Mitch McConnell
Mitch McConnellReuters

Senate Minority Leader Mitch McConnell (R-KY) on Tuesday blamed the power former President Donald Trump exerted in GOP primaries for the “candidate quality” issues his party struggled with in key races, The Hill reported.

Speaking to reporters a week after Republicans lost the Senate runoff in Georgia, which expanded the Senate Democratic majority to 51 seats, McConnell said his party was hampered by weak candidates in several battleground states.

“I never said there was a red wave. I said we had a bunch of close races,” McConnell told reporters, citing the caution flags he raised in August when some Republicans were predicting big GOP gains in Congress.

“We ended up having a candidate quality [issue],” McConnell said, according to The Hill. “Look at Arizona, look at New Hampshire and a challenging situation in Georgia as well.”

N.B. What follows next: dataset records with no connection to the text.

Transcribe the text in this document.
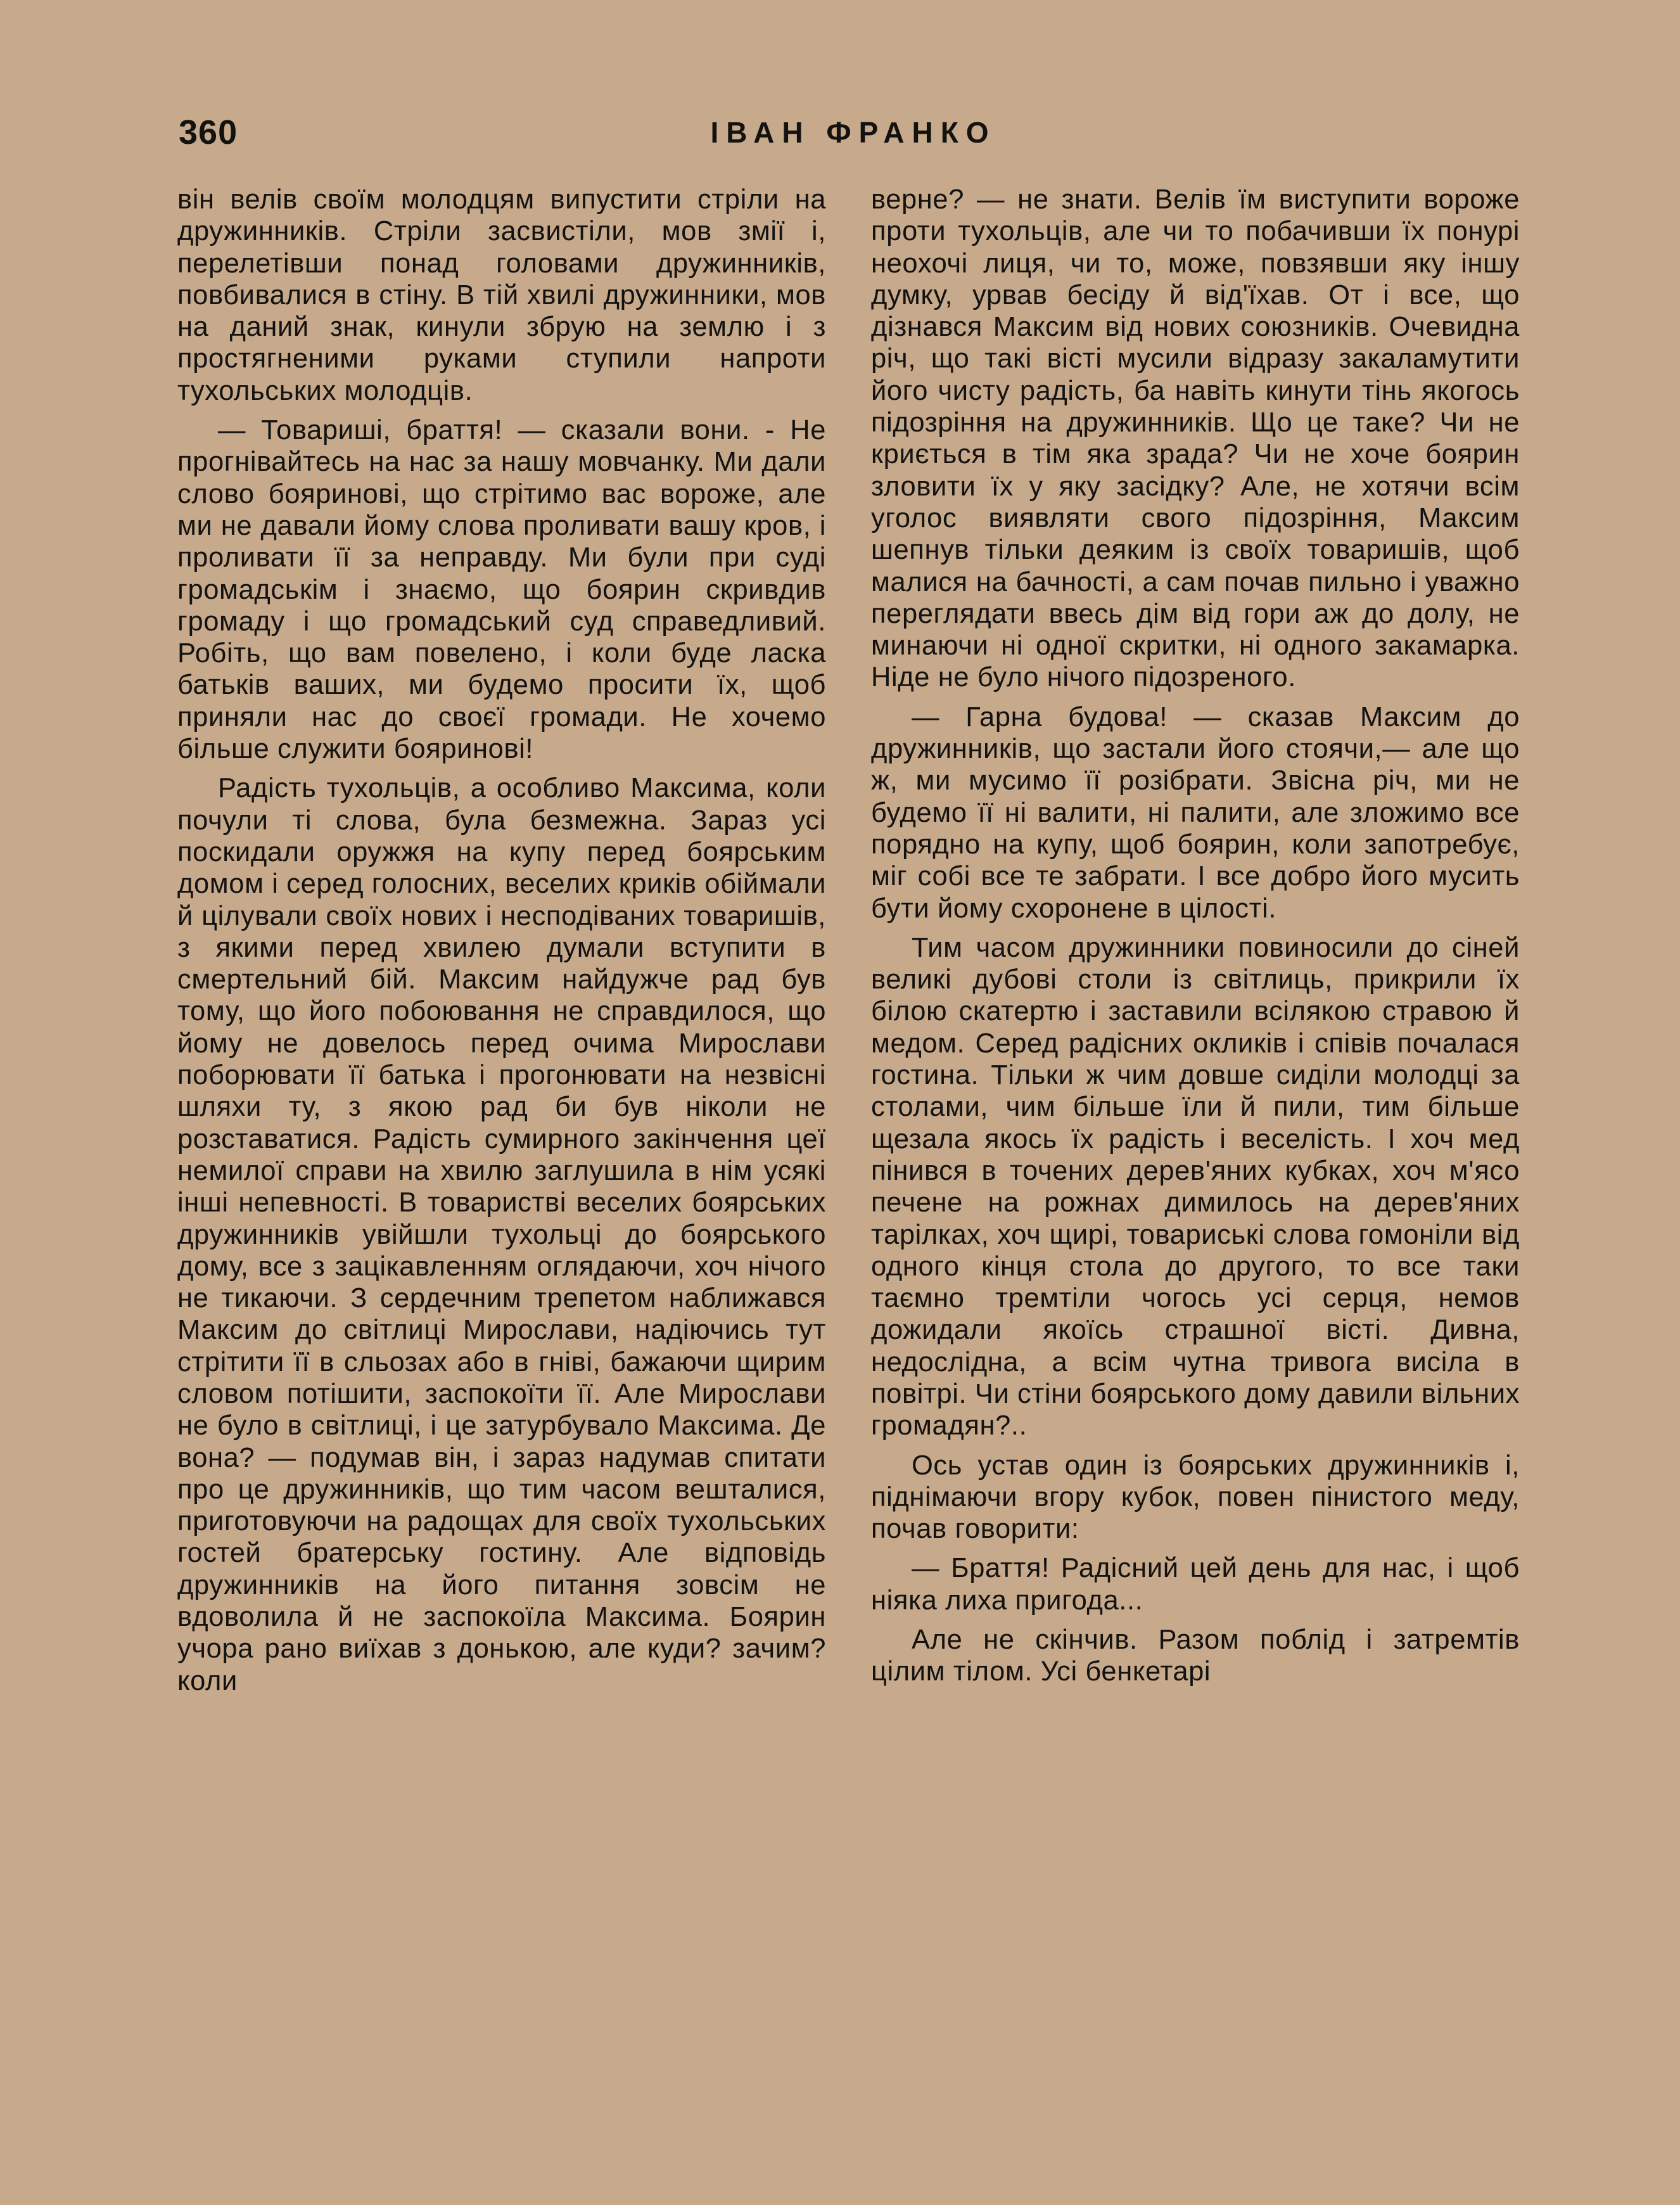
360	ІВАН ФРАНКО

він велів своїм молодцям випустити стріли на дружинників. Стріли засвистіли, мов змії і, перелетівши понад головами дружинників, повбивалися в стіну. В тій хвилі дружинники, мов на даний знак, кинули збрую на землю і з простягненими руками ступили напроти тухольських молодців.

— Товариші, браття! — сказали вони. - Не прогнівайтесь на нас за нашу мовчанку. Ми дали слово бояринові, що стрітимо вас вороже, але ми не давали йому слова проливати вашу кров, і проливати її за неправду. Ми були при суді громадськім і знаємо, що боярин скривдив громаду і що громадський суд справедливий. Робіть, що вам повелено, і коли буде ласка батьків ваших, ми будемо просити їх, щоб приняли нас до своєї громади. Не хочемо більше служити бояринові!

Радість тухольців, а особливо Максима, коли почули ті слова, була безмежна. Зараз усі поскидали оружжя на купу перед боярським домом і серед голосних, веселих криків обіймали й цілували своїх нових і несподіваних товаришів, з якими перед хвилею думали вступити в смертельний бій. Максим найдужче рад був тому, що його побоювання не справдилося, що йому не довелось перед очима Мирослави поборювати її батька і прогонювати на незвісні шляхи ту, з якою рад би був ніколи не розставатися. Радість сумирного закінчення цеї немилої справи на хвилю заглушила в нім усякі інші непевності. В товаристві веселих боярських дружинників увійшли тухольці до боярського дому, все з зацікавленням оглядаючи, хоч нічого не тикаючи. З сердечним трепетом наближався Максим до світлиці Мирослави, надіючись тут стрітити її в сльозах або в гніві, бажаючи щирим словом потішити, заспокоїти її. Але Мирослави не було в світлиці, і це затурбувало Максима. Де вона? — подумав він, і зараз надумав спитати про це дружинників, що тим часом вешталися, приготовуючи на радощах для своїх тухольських гостей братерську гостину. Але відповідь дружинників на його питання зовсім не вдоволила й не заспокоїла Максима. Боярин учора рано виїхав з донькою, але куди? зачим? коли

верне? — не знати. Велів їм виступити вороже проти тухольців, але чи то побачивши їх понурі неохочі лиця, чи то, може, повзявши яку іншу думку, урвав бесіду й від'їхав. От і все, що дізнався Максим від нових союзників. Очевидна річ, що такі вісті мусили відразу закаламутити його чисту радість, ба навіть кинути тінь якогось підозріння на дружинників. Що це таке? Чи не криється в тім яка зрада? Чи не хоче боярин зловити їх у яку засідку? Але, не хотячи всім уголос виявляти свого підозріння, Максим шепнув тільки деяким із своїх товаришів, щоб малися на бачності, а сам почав пильно і уважно переглядати ввесь дім від гори аж до долу, не минаючи ні одної скритки, ні одного закамарка. Ніде не було нічого підозреного.

— Гарна будова! — сказав Максим до дружинників, що застали його стоячи,— але що ж, ми мусимо її розібрати. Звісна річ, ми не будемо її ні валити, ні палити, але зложимо все порядно на купу, щоб боярин, коли запотребує, міг собі все те забрати. І все добро його мусить бути йому схоронене в цілості.

Тим часом дружинники повиносили до сіней великі дубові столи із світлиць, прикрили їх білою скатертю і заставили всілякою стравою й медом. Серед радісних окликів і співів почалася гостина. Тільки ж чим довше сиділи молодці за столами, чим більше їли й пили, тим більше щезала якось їх радість і веселість. І хоч мед пінився в точених дерев'яних кубках, хоч м'ясо печене на рожнах димилось на дерев'яних тарілках, хоч щирі, товариські слова гомоніли від одного кінця стола до другого, то все таки таємно тремтіли чогось усі серця, немов дожидали якоїсь страшної вісті. Дивна, недослідна, а всім чутна тривога висіла в повітрі. Чи стіни боярського дому давили вільних громадян?..

Ось устав один із боярських дружинників і, піднімаючи вгору кубок, повен пінистого меду, почав говорити:

— Браття! Радісний цей день для нас, і щоб ніяка лиха пригода...

Але не скінчив. Разом поблід і затремтів цілим тілом. Усі бенкетарі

McConnell noted that his affiliated super PAC, the Senate Leadership Fund, did intervene in two primaries in Alabama and Missouri, but he argued there was little Senate GOP leaders could do in races where Trump endorsed MAGA-style candidates or Republicans who claimed the 2020 election was stolen.

He added that some Republicans had forgotten the lessons of the 2010 and 2012 elections, when the GOP fumbled good opportunities to win races in Delaware, Indiana and Missouri because extreme or controversial Republican candidates won those years’ primaries.

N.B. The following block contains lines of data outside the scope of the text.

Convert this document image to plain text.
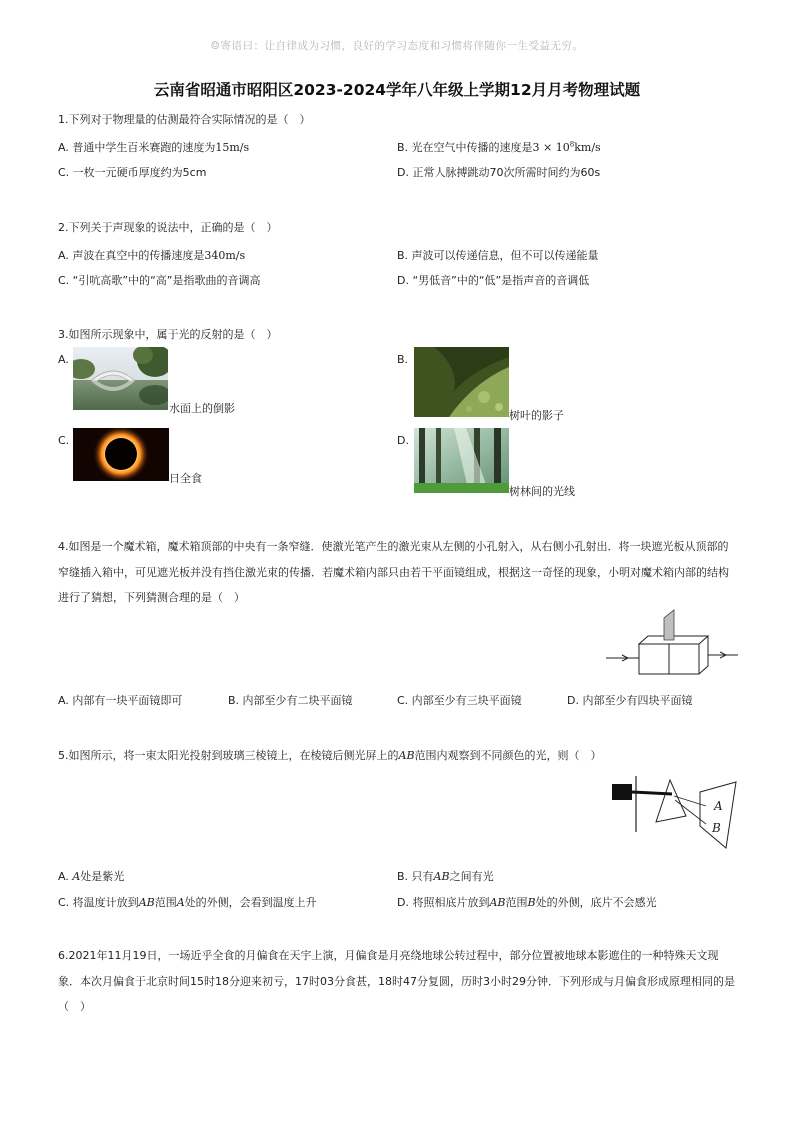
☺寄语曰：让自律成为习惯，良好的学习态度和习惯将伴随你一生受益无穷。
云南省昭通市昭阳区2023-2024学年八年级上学期12月月考物理试题
1.下列对于物理量的估测最符合实际情况的是（　）
A. 普通中学生百米赛跑的速度为15m/s	B. 光在空气中传播的速度是$3 \times 10^8km/s$
C. 一枚一元硬币厚度约为5cm	D. 正常人脉搏跳动70次所需时间约为60s
2.下列关于声现象的说法中，正确的是（　）
A. 声波在真空中的传播速度是340m/s	B. 声波可以传递信息，但不可以传递能量
C. “引吭高歌”中的“高”是指歌曲的音调高	D. “男低音”中的“低”是指声音的音调低
3.如图所示现象中，属于光的反射的是（　）
A.
水面上的倒影
B.
树叶的影子
C.
日全食
D.
树林间的光线
4.如图是一个魔术箱，魔术箱顶部的中央有一条窄缝．使激光笔产生的激光束从左侧的小孔射入，从右侧小孔射出．将一块遮光板从顶部的
窄缝插入箱中，可见遮光板并没有挡住激光束的传播．若魔术箱内部只由若干平面镜组成，根据这一奇怪的现象，小明对魔术箱内部的结构
进行了猜想，下列猜测合理的是（　）
A. 内部有一块平面镜即可	B. 内部至少有二块平面镜	C. 内部至少有三块平面镜	D. 内部至少有四块平面镜
5.如图所示，将一束太阳光投射到玻璃三棱镜上，在棱镜后侧光屏上的AB范围内观察到不同颜色的光，则（　）
A
B
A. A处是紫光	B. 只有AB之间有光
C. 将温度计放到AB范围A处的外侧，会看到温度上升	D. 将照相底片放到AB范围B处的外侧，底片不会感光
6.2021年11月19日，一场近乎全食的月偏食在天宇上演，月偏食是月亮绕地球公转过程中，部分位置被地球本影遮住的一种特殊天文现
象．本次月偏食于北京时间15时18分迎来初亏，17时03分食甚，18时47分复圆，历时3小时29分钟．下列形成与月偏食形成原理相同的是
（　）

“I do think we had the opportunity to relearn one more time you have to have quality candidates to win competitive senate races,” said McConnell. “We went through this in 2010, 2012.”

McConnell has been critical of Trump recently. Two weeks ago, he appeared to take aim at Trump over the former President’s decision to host rapper Kanye West and white supremacist Nick Fuentes for dinner at his Mar-a-Lago club in Florida.

"First, let me just say that there is no room in the Republican Party for antisemitism or white supremacy. And anyone meeting with people advocating that point of view, in my judgment, are highly unlikely to ever be elected president of the United States," he said.

McConnell did not mention Trump in his remarks and when pressed by reporters about whether he would support the former president if he wins the GOP nomination in 2024, McConnell did not respond directly.

"There is simply no room in the Republican Party for antisemitism or white supremacy, and that would apply to all of the leaders in the party who will be seeking offices," he said.

Trump later fired back, telling Fox News Digital in an interview, "Mitch is a loser for our nation and for the Republican Party who would not have been re-elected in Kentucky without my endorsement, which he begged me for because he was going down. His well-financed opponent had $93 million ready to spend when I drove him from two points down to 21 points up in a matter of days."